La concordance signifie l’entente, donc le fait que les partis qui participent au gouvernement n’aient pas des positions très éloignées. Cependant, s’entendre ne signifie pas en Suisse se mettre d’accord sur un programme commun. Cette entente n’existe plus aujourd’hui. Lors de la dernière législature, il y avait par exemple toujours un des grands partis gouvernementaux (le PS ou l’UDC) qui s’opposait aux projets du gouvernement soumis au référendum.
Au-delà de l’entente, peut-on encore affiner cette définition de la concordance ?
On peut aussi raisonnablement considérer que si les principales forces politiques sont représentées au Conseil fédéral, cela contribue à la concordance.

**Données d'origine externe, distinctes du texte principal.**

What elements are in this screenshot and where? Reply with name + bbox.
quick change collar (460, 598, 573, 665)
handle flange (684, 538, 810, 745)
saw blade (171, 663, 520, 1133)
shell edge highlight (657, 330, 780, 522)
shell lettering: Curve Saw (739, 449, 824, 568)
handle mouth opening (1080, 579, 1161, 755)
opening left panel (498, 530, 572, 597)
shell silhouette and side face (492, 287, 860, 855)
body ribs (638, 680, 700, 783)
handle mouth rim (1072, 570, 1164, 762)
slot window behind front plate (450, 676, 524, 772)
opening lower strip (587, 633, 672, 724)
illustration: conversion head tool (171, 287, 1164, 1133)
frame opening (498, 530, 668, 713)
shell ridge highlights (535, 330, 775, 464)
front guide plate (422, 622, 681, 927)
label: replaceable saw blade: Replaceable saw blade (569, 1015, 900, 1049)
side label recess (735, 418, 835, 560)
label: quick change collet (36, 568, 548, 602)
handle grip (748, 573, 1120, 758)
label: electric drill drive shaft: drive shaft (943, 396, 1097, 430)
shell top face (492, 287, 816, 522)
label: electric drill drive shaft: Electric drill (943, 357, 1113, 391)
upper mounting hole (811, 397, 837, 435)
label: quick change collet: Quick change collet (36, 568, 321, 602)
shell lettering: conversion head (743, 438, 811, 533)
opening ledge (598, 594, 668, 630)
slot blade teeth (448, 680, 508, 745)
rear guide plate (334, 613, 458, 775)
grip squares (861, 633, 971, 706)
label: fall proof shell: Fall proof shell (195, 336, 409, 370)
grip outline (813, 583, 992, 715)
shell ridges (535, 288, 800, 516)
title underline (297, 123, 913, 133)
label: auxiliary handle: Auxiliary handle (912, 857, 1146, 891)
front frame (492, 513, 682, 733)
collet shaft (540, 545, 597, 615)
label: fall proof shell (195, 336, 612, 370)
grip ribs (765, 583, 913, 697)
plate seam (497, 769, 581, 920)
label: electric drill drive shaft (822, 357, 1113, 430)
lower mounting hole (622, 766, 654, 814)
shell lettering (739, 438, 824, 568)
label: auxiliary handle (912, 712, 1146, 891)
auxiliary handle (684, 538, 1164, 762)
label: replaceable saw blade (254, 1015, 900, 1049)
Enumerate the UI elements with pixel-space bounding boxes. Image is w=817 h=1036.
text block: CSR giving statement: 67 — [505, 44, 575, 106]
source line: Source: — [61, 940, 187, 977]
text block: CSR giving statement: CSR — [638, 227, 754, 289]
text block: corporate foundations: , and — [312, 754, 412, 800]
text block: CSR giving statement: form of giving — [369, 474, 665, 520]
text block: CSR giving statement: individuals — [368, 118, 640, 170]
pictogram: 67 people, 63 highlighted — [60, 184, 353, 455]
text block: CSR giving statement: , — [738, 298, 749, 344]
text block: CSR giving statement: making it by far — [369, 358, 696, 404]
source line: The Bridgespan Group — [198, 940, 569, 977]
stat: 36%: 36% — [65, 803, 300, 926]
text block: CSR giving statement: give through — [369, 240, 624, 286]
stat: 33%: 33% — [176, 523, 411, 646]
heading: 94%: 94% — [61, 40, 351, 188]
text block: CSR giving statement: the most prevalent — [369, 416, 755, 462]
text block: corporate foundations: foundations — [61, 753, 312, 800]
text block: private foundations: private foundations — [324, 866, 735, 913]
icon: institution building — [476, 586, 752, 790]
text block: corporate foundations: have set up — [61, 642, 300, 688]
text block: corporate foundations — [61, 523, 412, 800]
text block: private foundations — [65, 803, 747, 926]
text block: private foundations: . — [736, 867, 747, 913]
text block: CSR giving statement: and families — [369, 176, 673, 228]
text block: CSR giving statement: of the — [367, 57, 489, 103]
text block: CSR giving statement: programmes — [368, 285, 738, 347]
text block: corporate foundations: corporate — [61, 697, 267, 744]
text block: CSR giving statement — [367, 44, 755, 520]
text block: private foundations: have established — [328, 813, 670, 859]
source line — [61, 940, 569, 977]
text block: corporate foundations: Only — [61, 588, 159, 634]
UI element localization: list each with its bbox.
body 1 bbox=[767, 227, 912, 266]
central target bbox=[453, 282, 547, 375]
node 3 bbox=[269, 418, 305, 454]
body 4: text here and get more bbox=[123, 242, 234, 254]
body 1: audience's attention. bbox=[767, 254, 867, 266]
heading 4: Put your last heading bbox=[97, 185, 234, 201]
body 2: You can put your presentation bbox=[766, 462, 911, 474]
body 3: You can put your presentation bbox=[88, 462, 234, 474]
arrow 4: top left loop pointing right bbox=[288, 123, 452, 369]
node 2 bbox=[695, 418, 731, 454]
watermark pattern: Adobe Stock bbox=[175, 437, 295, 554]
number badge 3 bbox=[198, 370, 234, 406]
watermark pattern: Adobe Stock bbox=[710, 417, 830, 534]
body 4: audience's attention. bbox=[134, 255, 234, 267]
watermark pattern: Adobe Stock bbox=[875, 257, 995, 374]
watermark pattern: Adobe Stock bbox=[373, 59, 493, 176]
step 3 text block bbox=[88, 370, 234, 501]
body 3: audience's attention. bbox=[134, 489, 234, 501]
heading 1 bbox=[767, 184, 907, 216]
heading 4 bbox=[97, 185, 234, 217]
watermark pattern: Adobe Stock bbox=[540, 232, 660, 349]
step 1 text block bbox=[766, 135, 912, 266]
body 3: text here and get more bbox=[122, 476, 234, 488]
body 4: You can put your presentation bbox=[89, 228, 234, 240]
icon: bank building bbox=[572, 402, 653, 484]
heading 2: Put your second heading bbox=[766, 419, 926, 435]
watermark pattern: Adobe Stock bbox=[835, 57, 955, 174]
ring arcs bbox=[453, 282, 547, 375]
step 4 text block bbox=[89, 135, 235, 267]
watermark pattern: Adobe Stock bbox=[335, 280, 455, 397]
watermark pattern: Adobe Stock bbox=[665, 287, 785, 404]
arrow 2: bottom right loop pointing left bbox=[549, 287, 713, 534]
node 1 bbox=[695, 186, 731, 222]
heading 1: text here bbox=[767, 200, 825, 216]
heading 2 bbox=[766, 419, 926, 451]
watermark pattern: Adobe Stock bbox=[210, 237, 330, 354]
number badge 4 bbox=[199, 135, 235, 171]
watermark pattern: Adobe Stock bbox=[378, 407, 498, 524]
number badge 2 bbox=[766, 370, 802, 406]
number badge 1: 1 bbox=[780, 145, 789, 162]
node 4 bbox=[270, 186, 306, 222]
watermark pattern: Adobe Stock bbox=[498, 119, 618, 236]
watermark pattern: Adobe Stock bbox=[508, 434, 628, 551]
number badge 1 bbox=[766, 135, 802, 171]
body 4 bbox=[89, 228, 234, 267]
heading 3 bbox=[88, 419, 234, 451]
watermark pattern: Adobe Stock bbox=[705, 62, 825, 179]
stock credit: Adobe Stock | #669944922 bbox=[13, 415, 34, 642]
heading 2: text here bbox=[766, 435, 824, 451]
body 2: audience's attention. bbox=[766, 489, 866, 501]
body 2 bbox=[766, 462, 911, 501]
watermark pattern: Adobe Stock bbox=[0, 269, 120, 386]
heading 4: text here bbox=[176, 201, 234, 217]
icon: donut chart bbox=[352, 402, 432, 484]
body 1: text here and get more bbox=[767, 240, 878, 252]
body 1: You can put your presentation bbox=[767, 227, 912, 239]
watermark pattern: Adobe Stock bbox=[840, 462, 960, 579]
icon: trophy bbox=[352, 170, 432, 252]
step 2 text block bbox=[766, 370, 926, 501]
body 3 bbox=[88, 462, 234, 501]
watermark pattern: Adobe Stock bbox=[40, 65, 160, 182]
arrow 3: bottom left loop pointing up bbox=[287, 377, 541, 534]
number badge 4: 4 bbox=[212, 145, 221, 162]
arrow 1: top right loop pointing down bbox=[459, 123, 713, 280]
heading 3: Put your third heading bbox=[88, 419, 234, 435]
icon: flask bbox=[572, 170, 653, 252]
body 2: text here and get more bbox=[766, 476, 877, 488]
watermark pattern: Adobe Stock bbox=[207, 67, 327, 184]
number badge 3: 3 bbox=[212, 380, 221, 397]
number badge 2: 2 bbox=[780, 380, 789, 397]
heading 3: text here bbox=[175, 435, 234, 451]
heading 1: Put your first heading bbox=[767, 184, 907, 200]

Attention, cela ne veut nécessairement pas dire qu’elles soient représentées proportionnellement à leur score aux élections fédérales. Pour mémoire, l’UDC a eu droit à son premier conseiller fédéral en 1929. Le PS, qui était le plus grand parti de Suisse depuis les années trente avec le double des voix de l’UDC, a dû patienter jusqu’en 1943 pour avoir son premier strapontin au Conseil fédéral, puis jusqu’en 1959 pour son deuxième siège.
Définir la concordance en tant que concordance arithmétique n’a donc pas de sens ?
Non. La proportionnalité entre les grands partis n’a existé que de 1959 à 2003.
Suivant votre définition de la concordance, le PBD peut-il prétendre garder son siège ?
Oui, si on est d’accord avec le constat suivant. Les différences entre les grands partis sont désormais devenues trop importantes pour qu’ils s’entendent. La concordance implique donc des stabilisateurs nouveaux, comme le PBD. Le principe qu’en intégrant les plus grandes forces politiques on assure l’entente dans le pays est désormais caduc.
Cette compétition exacerbée entre partis et ces différences programmatiques posent-elle un problème de gouvernance au niveau du Conseil fédéral ?
A mon sens, il suffit que trois des quatre partis gouvernementaux s’entendent pour pouvoir gouverner, c’est-à-dire obtenir le soutien du peuple en cas de référendum. C’est ce que j’appelle la petite concordance. Dans ce fonctionnement, le PDC et le PLR jouent toujours un rôle pivot, avec un appui soit du PS, soit de l’UDC, en fonction du sujet abordé. Mais alors on peut évidemment se poser la question de savoir si la représentation au Conseil fédéral de tous les grands partis fait désormais sens.